SALT LAKE City – Every Wednesday in Lent, Barbara Granja has made her way to downtown Salt Lake City. Rain or shine, she spends an hour praying with other Catholics outside the metro Planned Parenthood Clinic. They usually pray the rosary, a novena or a litany, she said.
It’s something Granja, the Respect for Life ministry chair in her home parish of St. Thomas More, has done every spring and fall for the past seven years. She became involved with the semi-annual 40 Days for Life vigils after hearing about them from a friend. Granja has a particular affinity for the unborn for a special reason.
“Our daughter being adopted, she realizes she could have been aborted,” Granja said. “Her birth mother made the choice for life.” In addition to daughter Jenna, 21, Granja and her husband have a son, Garrett, 24.
The goal of 40 Days for Life is to be a 40-day, non-stop prayer vigil from Ash Wednesday to Palm Sunday outside Planned Parenthood centers. The Salt Lake vigil has not yet reached the round-the-clock level. Vigil organizer James Snow said people pray during about 50 percent of the clinic’s business hours, but he hopes to be able to extend the hours in future vigils.

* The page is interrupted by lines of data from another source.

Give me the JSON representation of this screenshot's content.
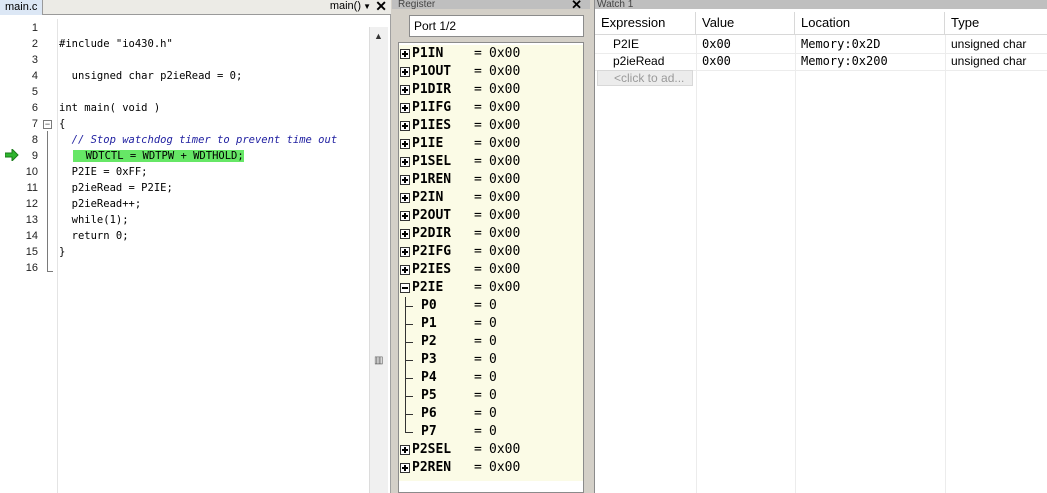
{
  "editor": {
    "tab_label": "main.c",
    "function_label": "main()",
    "close_glyph": "✕",
    "lines": [
      {
        "num": "1",
        "text": ""
      },
      {
        "num": "2",
        "text": "#include \"io430.h\""
      },
      {
        "num": "3",
        "text": ""
      },
      {
        "num": "4",
        "text": "  unsigned char p2ieRead = 0;"
      },
      {
        "num": "5",
        "text": ""
      },
      {
        "num": "6",
        "text": "int main( void )"
      },
      {
        "num": "7",
        "text": "{"
      },
      {
        "num": "8",
        "text": "  // Stop watchdog timer to prevent time out"
      },
      {
        "num": "9",
        "text": "  WDTCTL = WDTPW + WDTHOLD;"
      },
      {
        "num": "10",
        "text": "  P2IE = 0xFF;"
      },
      {
        "num": "11",
        "text": "  p2ieRead = P2IE;"
      },
      {
        "num": "12",
        "text": "  p2ieRead++;"
      },
      {
        "num": "13",
        "text": "  while(1);"
      },
      {
        "num": "14",
        "text": "  return 0;"
      },
      {
        "num": "15",
        "text": "}"
      },
      {
        "num": "16",
        "text": ""
      }
    ],
    "current_line": "9",
    "colors": {
      "highlight": "#66e766",
      "comment": "#1e1ea0",
      "literal": "#008000",
      "pc_arrow": "#2fb52f"
    }
  },
  "register": {
    "title": "Register",
    "close_glyph": "✕",
    "selected_group": "Port 1/2",
    "rows": [
      {
        "name": "P1IN",
        "value": "0x00"
      },
      {
        "name": "P1OUT",
        "value": "0x00"
      },
      {
        "name": "P1DIR",
        "value": "0x00"
      },
      {
        "name": "P1IFG",
        "value": "0x00"
      },
      {
        "name": "P1IES",
        "value": "0x00"
      },
      {
        "name": "P1IE",
        "value": "0x00"
      },
      {
        "name": "P1SEL",
        "value": "0x00"
      },
      {
        "name": "P1REN",
        "value": "0x00"
      },
      {
        "name": "P2IN",
        "value": "0x00"
      },
      {
        "name": "P2OUT",
        "value": "0x00"
      },
      {
        "name": "P2DIR",
        "value": "0x00"
      },
      {
        "name": "P2IFG",
        "value": "0x00"
      },
      {
        "name": "P2IES",
        "value": "0x00"
      }
    ],
    "expanded_row": {
      "name": "P2IE",
      "value": "0x00"
    },
    "bits": [
      {
        "name": "P0",
        "value": "0"
      },
      {
        "name": "P1",
        "value": "0"
      },
      {
        "name": "P2",
        "value": "0"
      },
      {
        "name": "P3",
        "value": "0"
      },
      {
        "name": "P4",
        "value": "0"
      },
      {
        "name": "P5",
        "value": "0"
      },
      {
        "name": "P6",
        "value": "0"
      },
      {
        "name": "P7",
        "value": "0"
      }
    ],
    "rows_after": [
      {
        "name": "P2SEL",
        "value": "0x00"
      },
      {
        "name": "P2REN",
        "value": "0x00"
      }
    ],
    "equals": "="
  },
  "watch": {
    "title": "Watch 1",
    "headers": {
      "expression": "Expression",
      "value": "Value",
      "location": "Location",
      "type": "Type"
    },
    "rows": [
      {
        "expression": "P2IE",
        "value": "0x00",
        "location": "Memory:0x2D",
        "type": "unsigned char"
      },
      {
        "expression": "p2ieRead",
        "value": "0x00",
        "location": "Memory:0x200",
        "type": "unsigned char"
      }
    ],
    "click_to_add": "<click to ad..."
  }
}
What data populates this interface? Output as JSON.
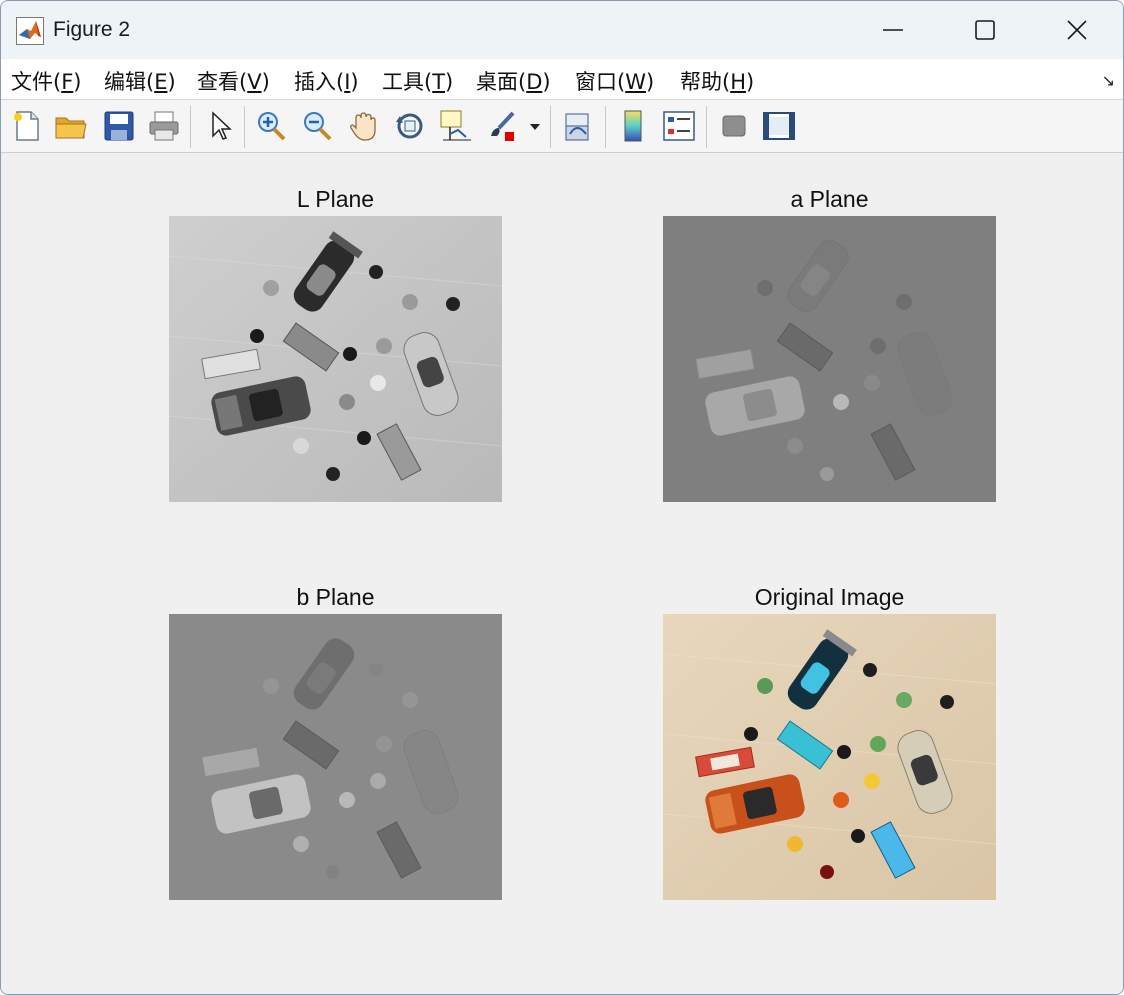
{
  "window": {
    "title": "Figure 2"
  },
  "menu": {
    "items": [
      {
        "label": "文件(",
        "key": "F",
        "end": ")"
      },
      {
        "label": "编辑(",
        "key": "E",
        "end": ")"
      },
      {
        "label": "查看(",
        "key": "V",
        "end": ")"
      },
      {
        "label": "插入(",
        "key": "I",
        "end": ")"
      },
      {
        "label": "工具(",
        "key": "T",
        "end": ")"
      },
      {
        "label": "桌面(",
        "key": "D",
        "end": ")"
      },
      {
        "label": "窗口(",
        "key": "W",
        "end": ")"
      },
      {
        "label": "帮助(",
        "key": "H",
        "end": ")"
      }
    ]
  },
  "toolbar": {
    "icons": [
      "new-figure-icon",
      "open-folder-icon",
      "save-icon",
      "print-icon",
      "select-arrow-icon",
      "zoom-in-icon",
      "zoom-out-icon",
      "pan-hand-icon",
      "rotate-3d-icon",
      "data-cursor-icon",
      "brush-icon",
      "link-plot-icon",
      "colorbar-icon",
      "legend-icon",
      "hide-plot-tools-icon",
      "show-plot-tools-icon"
    ]
  },
  "subplots": [
    {
      "title": "L Plane"
    },
    {
      "title": "a Plane"
    },
    {
      "title": "b Plane"
    },
    {
      "title": "Original Image"
    }
  ],
  "colors": {
    "background": "#f0f0f0",
    "l_plane_bg": "#c9c9c9",
    "a_plane_bg": "#7e7e7e",
    "b_plane_bg": "#8a8a8a",
    "original_bg": "#e3d2b8"
  }
}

Catholics from the parishes of St. Thomas More, St. Ambrose, St. Jude, St. Martin de Porres and St. Catherine of Siena Newman Center are participating in the vigil this year. They join Christians of many denominations, because 40 Days for Life is not only a Catholic endeavor. At a recent vigil, Granja was joined by Nancy Sliwinski, a St. Ambrose parishioner; and Vicki Pope, a member of The Church of Jesus Christ of Latter-day Saints, who drives from Utah County three days a week to participate in the vigil. As the Catholics in the group pray the rosary, Pope silently offers her own prayers.

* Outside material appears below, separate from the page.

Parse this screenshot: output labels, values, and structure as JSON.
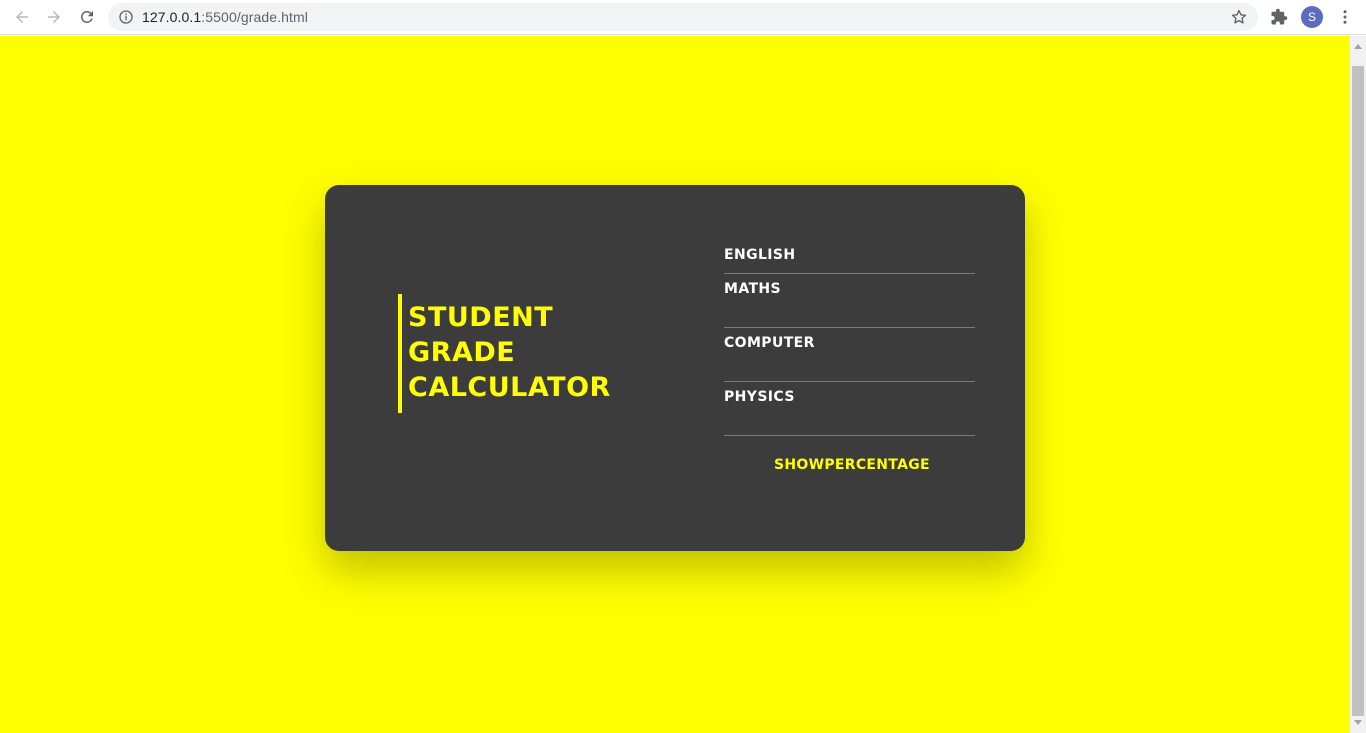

Pope makes the trip so often “because the little babies can’t speak for themselves,” she said. “I have the time and I feel inspired that I need to do this.” She has been participating for two years. “This year I just decided I wanted to come up more frequently.”
Although those who pray don’t generally interact with clients, who park and enter through the back of the clinic, last year a man who was driving by stopped and thanked them for their presence. His friend’s girlfriend was pregnant, and he got information to give to her, Granja said.
Even if they don’t have such interactions, those who pray during the vigil say they do so for other reasons.
“We’re killing God’s creation and God gives life and takes away life, not Planned Parenthood,” Sliwinski said.
“Being a peaceful presence in front of the clinic is to allow the mother and whoever is bringing her there to reconsider their choice,” Granja said. “The rest is to trust and to give it up to God because it’s not in our control; we’re just there to be a presence.”